Vier Jahre lang, von 1979 bis 1983, leitete Karl Oskar Blase den Kasseler Kunstverein. Jetzt ehrt diese Institution in ihrem ehemaligen Vorsitzenden den Künstler Blase mit einer 132 Arbeiten umfassenden Ausstellung. Es ist eine in Werkgruppen gut gegliederte und ästhetisch wohl abgestimmte Schau entstanden, in der die Werke im jeweiligen Raum ein eigenes, in sich schlüssiges Bild ergeben, ohne zugleich die einzelne Arbeit zu entwerten.
Die Ausstellungsinszenierung verrät den erfolgreichen und geschmacksbildenen Grafiker Blase. Und seine Bilder zeichnen sich dadurch aus, daß sie nicht den kühlen Designer zu verdrängen suchen, sondern daß sie sich gezielt mit den Mitteln der Gebrauchsgrafik auseinandersetzen. Dieses Reiben an der eigenen Existenz setzt spielerische wie kritische Gedanken frei, es ermöglicht schöpferisches Nachdenken über die Kraft der Bilder und die Faszination der Formen.
Die meisten der hier gezeigten, in den letzten fünf, sechs Jahren entstandenen Arbeiten spielen mit dem Moment der Irritation: Man sieht Tafeln, auf denen sich, sauber in Spalten gegliedert, Zeile um Zeile handschriftlich aufgetragene Texte zu Zeitungs- oder Buchseiten formieren. Erst beim Nähertreten entlarvt man diese mit äußerster Gleichmäßigkeit vollgeschriebenen Zeilen als Leertexte. An Stelle von Wortfolgen findet man Schrifthülsen vor; die Schriftsprache ist auf ihr Profil verkürzt; der Rest ist entleerte Form.

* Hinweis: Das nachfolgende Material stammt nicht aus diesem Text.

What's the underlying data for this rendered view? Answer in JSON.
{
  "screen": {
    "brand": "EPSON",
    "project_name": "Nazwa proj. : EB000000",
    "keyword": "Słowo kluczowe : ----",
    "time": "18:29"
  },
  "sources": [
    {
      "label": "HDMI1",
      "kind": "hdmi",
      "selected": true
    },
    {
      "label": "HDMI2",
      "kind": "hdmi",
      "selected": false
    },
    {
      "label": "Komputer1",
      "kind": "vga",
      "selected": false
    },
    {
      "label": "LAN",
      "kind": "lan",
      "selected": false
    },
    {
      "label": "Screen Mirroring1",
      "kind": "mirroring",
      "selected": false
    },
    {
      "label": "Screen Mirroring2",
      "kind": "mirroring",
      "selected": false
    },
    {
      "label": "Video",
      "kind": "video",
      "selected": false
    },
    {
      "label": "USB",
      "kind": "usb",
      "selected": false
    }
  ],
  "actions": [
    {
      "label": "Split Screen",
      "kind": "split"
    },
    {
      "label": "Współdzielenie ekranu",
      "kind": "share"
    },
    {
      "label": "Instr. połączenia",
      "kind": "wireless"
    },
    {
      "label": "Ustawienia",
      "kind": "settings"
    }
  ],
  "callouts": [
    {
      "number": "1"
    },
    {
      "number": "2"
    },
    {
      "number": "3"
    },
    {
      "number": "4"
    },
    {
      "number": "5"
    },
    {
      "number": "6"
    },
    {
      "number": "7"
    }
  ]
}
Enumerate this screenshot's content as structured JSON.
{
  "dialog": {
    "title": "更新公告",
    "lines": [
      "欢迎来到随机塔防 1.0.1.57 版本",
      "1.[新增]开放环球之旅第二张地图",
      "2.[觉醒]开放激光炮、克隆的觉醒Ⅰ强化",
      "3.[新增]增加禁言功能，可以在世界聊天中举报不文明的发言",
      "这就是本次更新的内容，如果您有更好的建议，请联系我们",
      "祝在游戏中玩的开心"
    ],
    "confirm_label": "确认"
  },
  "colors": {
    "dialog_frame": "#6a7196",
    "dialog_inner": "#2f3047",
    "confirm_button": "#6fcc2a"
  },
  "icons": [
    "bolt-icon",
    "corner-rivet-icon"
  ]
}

Auch eine Botschaft.
Natürlich ist der Ausgangspunkt ganz naheliegend: Wenn Grafiker nach der idealen Gestaltung für eine Text-Bild-Seite suchen, markieren sie häufig die Textteile durch Blindzeilen dieser Art. Wenn Karl Oskar Blase nun diese Technik in seine mit der Tuschefeder gezeichneten Papier- und Leinwand-Bilder übernimmt, dann ist das weit mehr als die Anwendung eines Tricks, dann ist das mühevolles und stundenlanges Hinmalen von Schriftzeichen, die gerade deshalb, weil sie bedeutungslos bleiben sollen, höchste Disziplin erfordern. Die klaren, sich auf Anhieb mitteilenden SchrifttafeIn entpuppen sich als Geschöpfe einer künstlerischen Askese.
Blases Arbeiten spielen aber nicht nur mit der Schrift, sondern auch mit dem Bild: Gefundene Fotografien von Idolen und Schrecknissen, Bilder anderer Künstler oder Motive aus der eigenen Bildwelt. Diese Fundstücke sind eingebunden in die Schrifttafeln, hineinprojiziert als Siebdrucke, fotografisch kopiert oder als Fälschungen von Blase direkt hineingemalt. Vielfältige Gedankenverbindungen stellen sich da ein: mal zwingen sie zur gesellschaftskritischen Auseinandersetzung, dann wieder spielen sie mit der Austauschbarkeit und Gleichwertigkeit der Bilder.
1967 hatte der Kunstverein Blase bereits eine Ausstellung gewidmet. An diese Schau knüpft er jetzt mit einigen wenigen Beispielen an: heiter-farbige Blätter mit teigigen und doch leicht schwebenden Figuren, die leere Profile bleiben. Von diesen Profilfiguren zu den Schriftprofilen spinnt sich ein roter Faden. Und so überrascht es nicht, daß in den jüngsten, wieder stärker malerischen Bildern Teile dieser Profilfiguren wieder auftauchen – eingeritzt in dichte, verschlossene Farbschichten. Die Schriftelemente werden zwar hier zurückgedrängt, doch in den spaltenweise aufgetragenen Farbfeldern als Linien und Rillen noch zitiert. Die Farbe ihrerseits drängt, indem sie die Fläche verschließt, in den Raum. Der Maler Karl Oskar Blase scheint an einem Wendepunkt zu stehen.
Der rational arbeitende Kunst-Professor gibt in einem kleinen Kabinett aber auch lntimes preis: 34 Nachtbildseiten, die er beschrieben und bemalt hat zwischen anderen Arbeiten, um sich zu entspannen. Diese Blätter spiegeln die jeweiligen Tageseindrücke – Bäume, Torsi, documenta-Bildzeichen. Die Schriftreihen wirken dichter, emotionaler, drängender und verwachsen zuweilen innig mit den Bildelementen. Sinnliche Formen überwuchern die Strenge der Kopfbilder. Eine spontane Seite im Werk.